The thought of running away; the thought of not being fit for motherhood … Yes, indeed! I under-estimated myself. In case you’re wondering I’m in one piece (Thanks to God). I’m not broken (Thanks to God). Seeing my daughter smile as she awakes up or when she tries to fall asleep is priceless. I wouldn’t want her potential, purpose to wither neither want her to be in discomfort because of cultural boundaries.

Why hold back my thoughts? This is a calling (I said it before). My Holy Spirit, the angelic voice who’s responsible for my writing, builds the story; explains to me THE TRUTH. I’ve learned that one’s enemy is oneself. Our thoughts mold us and structures our physical appearance to the world. I have multiple titles for my enemy: Inner Demon, Dark Shadow, The Beast, The Monster, Social Anarchist, etc.
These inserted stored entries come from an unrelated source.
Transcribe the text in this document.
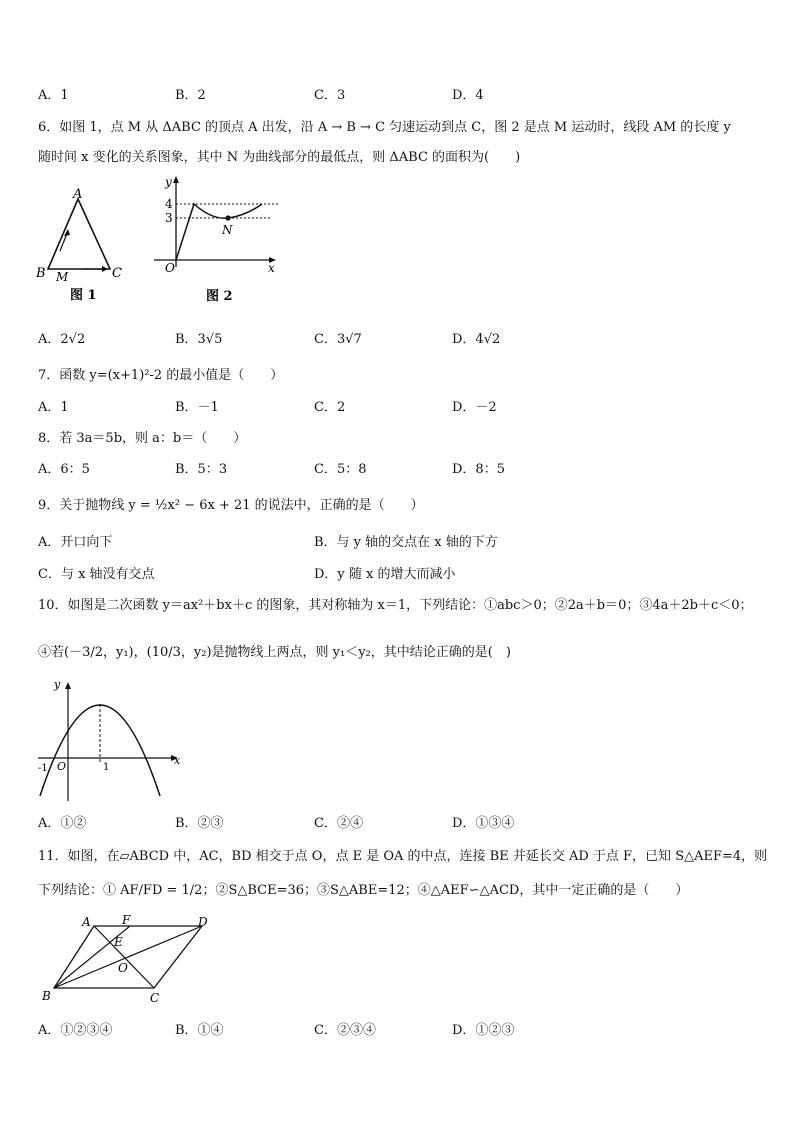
A．1	B．2	C．3	D．4
6．如图 1，点 M 从 ΔABC 的顶点 A 出发，沿 A → B → C 匀速运动到点 C，图 2 是点 M 运动时，线段 AM 的长度 y
随时间 x 变化的关系图象，其中 N 为曲线部分的最低点，则 ΔABC 的面积为(　　)
A
B M	C
图 1
y
4
3
O	x
N
图 2
A．2√2	B．3√5	C．3√7	D．4√2
7．函数 y=(x+1)²-2 的最小值是（　　）
A．1	B．－1	C．2	D．－2
8．若 3a＝5b，则 a：b＝（　　）
A．6：5	B．5：3	C．5：8	D．8：5
9．关于抛物线 y = ½x² − 6x + 21 的说法中，正确的是（　　）
A．开口向下	B．与 y 轴的交点在 x 轴的下方
C．与 x 轴没有交点	D．y 随 x 的增大而减小
10．如图是二次函数 y＝ax²＋bx＋c 的图象，其对称轴为 x＝1，下列结论：①abc＞0；②2a＋b＝0；③4a＋2b＋c＜0；
④若(－3/2，y₁)，(10/3，y₂)是抛物线上两点，则 y₁＜y₂，其中结论正确的是(　)
y
x
-1 O	1
A．①②	B．②③	C．②④	D．①③④
11．如图，在▱ABCD 中，AC，BD 相交于点 O，点 E 是 OA 的中点，连接 BE 并延长交 AD 于点 F，已知 S△AEF=4，则
下列结论：① AF/FD = 1/2；②S△BCE=36；③S△ABE=12；④△AEF∽△ACD，其中一定正确的是（　　）
A	F	D
E
O
B	C
A．①②③④	B．①④	C．②③④	D．①②③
This enemy of mine portrays fear, silence, and all the deadly sins. The Evil that feeds off arrogance whenever I’m competing with others just to “prove a point” or my existence within its’ hierarchy.

Maldita sea este ser que vive dentro de mi. The only way out from it or the only way to stop it is by doing what I do, writing. Vomiting the venom of despicable feelings and discomforts as well as good ones (oh may I remind you it hates that). So as I write I’m going to tell you my stories; if I don’t, then I’m feeding into my Inner Demon which becomes more stronger, which means, extreme tortures. I shouldn’t be frighten by the figure of expressionism. I want to break the Chain of Silence and Fear that has been encoded by most of my ancestors due to cultural oppression, pride and lack of education.
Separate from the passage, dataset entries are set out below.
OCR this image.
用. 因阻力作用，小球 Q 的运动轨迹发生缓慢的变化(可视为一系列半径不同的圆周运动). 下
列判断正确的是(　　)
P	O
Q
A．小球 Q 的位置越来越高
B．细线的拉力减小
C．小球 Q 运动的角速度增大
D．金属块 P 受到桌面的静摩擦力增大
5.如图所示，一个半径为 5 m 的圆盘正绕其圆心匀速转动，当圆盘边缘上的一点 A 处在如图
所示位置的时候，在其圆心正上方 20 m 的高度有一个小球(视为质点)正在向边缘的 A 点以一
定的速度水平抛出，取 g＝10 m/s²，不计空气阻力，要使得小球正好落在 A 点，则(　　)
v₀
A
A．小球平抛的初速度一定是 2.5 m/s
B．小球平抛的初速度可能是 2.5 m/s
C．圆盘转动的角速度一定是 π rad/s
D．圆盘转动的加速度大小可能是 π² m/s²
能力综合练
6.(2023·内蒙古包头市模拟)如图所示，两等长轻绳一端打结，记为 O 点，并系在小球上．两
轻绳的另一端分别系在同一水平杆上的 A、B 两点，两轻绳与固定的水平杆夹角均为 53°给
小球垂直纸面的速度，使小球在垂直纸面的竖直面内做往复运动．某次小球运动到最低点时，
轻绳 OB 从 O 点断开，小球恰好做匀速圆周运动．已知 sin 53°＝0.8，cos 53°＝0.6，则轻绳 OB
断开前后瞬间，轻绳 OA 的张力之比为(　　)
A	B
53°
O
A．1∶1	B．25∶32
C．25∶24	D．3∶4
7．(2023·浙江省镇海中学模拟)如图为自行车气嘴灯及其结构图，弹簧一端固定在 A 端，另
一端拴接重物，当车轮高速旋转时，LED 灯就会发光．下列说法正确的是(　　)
Broken Silence: Praising Our Lord without any Fear

Published May 5, 2013 by moradalila2010

Silence. Is what can be either bitter sweet or pleasant.

Silence. Someone’s friend best or worse enemy.

Silence. Crying pains, joyful moments.

Silence. Unspoken beauty stored where no one can hear, for fear of the unknown, judgments or misinterpretations.

Silence. Unclear scars, once so hurtful and shameful.

Silence. Is what most hear when someone is crying for help, loneliness, confusion…

Silence. What this world we live in wants us to do.

 

Jesus says, “speak!” I will reassure your words, shield those lips from venom.

Jesus says, “Speak!”

Silence, in front of the Demons who point straight at your heart, but fails for THE TRUTH is their kryptonite.

 

Open up your heart, let me in!

Open up your hearts and let him in…

I took a step. It wasn’t easy, the trip over there, but I have proclaimed my faith and I am full of power and joy. I can take anything anytime. Now I know that I am worthy and my value is strong. I am going out there, to this world, to not just proclaim my faith but to testify that I have survived many storms, cried many nights, hurt in silence, had many doubts and kept in silence. I have spoken beautiful words that many fear to speak… Jesus loves me and I know that I will obey with my purpose.

 

Silence only when I listen to those that need an ear.

Silence when I hear ignorance or negativity.

Silence only when the Holy Spirit tells me to rest; I am not afraid… this is the power of our Lord upon entering in my life.